Item Fit and Dimensionality The Outfit MNSQ for sMFA was 1.07 and for PROMIS PF CAT was 1.31, indicating that the data from both instruments adequately fit the Rasch model. In terms of dimensionality, the variances explained by the first contrast in residuals were 3.6% for PROMIS PF CAT and 5.4% for sMFA, whereas the eigenvalues of the first contrast were 2.1 for PROMIS PF CAT and 5.5 for sMFA. This provides strong support for unidimensionality for PROMIS PF CAT and fair support for sMFA.

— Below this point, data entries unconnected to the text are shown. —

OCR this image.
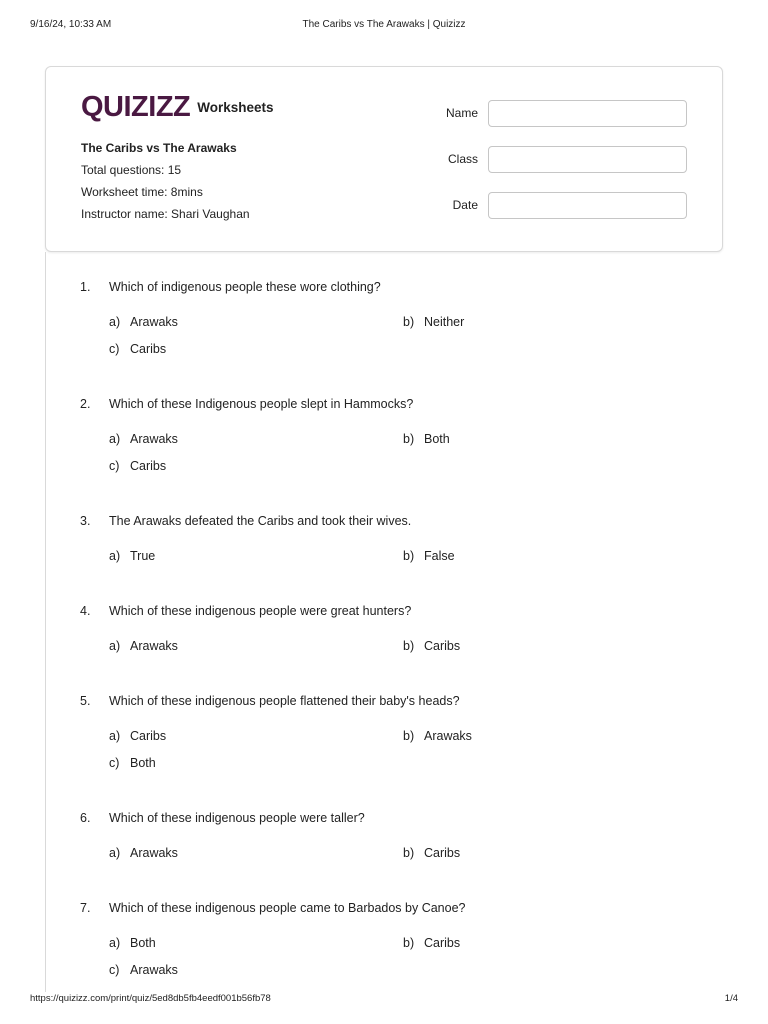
9/16/24, 10:33 AM	The Caribs vs The Arawaks | Quizizz
QUIZIZZ Worksheets
The Caribs vs The Arawaks
Total questions: 15
Worksheet time: 8mins
Instructor name: Shari Vaughan
Name
Class
Date
1.	Which of indigenous people these wore clothing?
a) Arawaks	b) Neither
c) Caribs
2.	Which of these Indigenous people slept in Hammocks?
a) Arawaks	b) Both
c) Caribs
3.	The Arawaks defeated the Caribs and took their wives.
a) True	b) False
4.	Which of these indigenous people were great hunters?
a) Arawaks	b) Caribs
5.	Which of these indigenous people flattened their baby's heads?
a) Caribs	b) Arawaks
c) Both
6.	Which of these indigenous people were taller?
a) Arawaks	b) Caribs
7.	Which of these indigenous people came to Barbados by Canoe?
a) Both	b) Caribs
c) Arawaks
https://quizizz.com/print/quiz/5ed8db5fb4eedf001b56fb78	1/4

Instrument Precision High instrument precision is indicated by low SEM and the breadth of the precision curve with low SEM. Figure 1 presents the instrument precision curves for sMFA and PROMIS PF CAT. It seems that instruments had similar precision levels across the range of the PF trait. Both instruments had good measurement precision (SEM , 0.33) across a wide range of the trait. At lower end of the trait, both were relatively less precise. We also examined the internal consistency reliability (Cronbach alpha) for the total set of items in sMFA and PROMIS PF CAT. The sMFA was expected to have much higher metric in reliability than the PROMIS PF CAT because it had many more items than PROMIS PF CAT. However, both instruments showed equally high internal consistency reliability of 0.98.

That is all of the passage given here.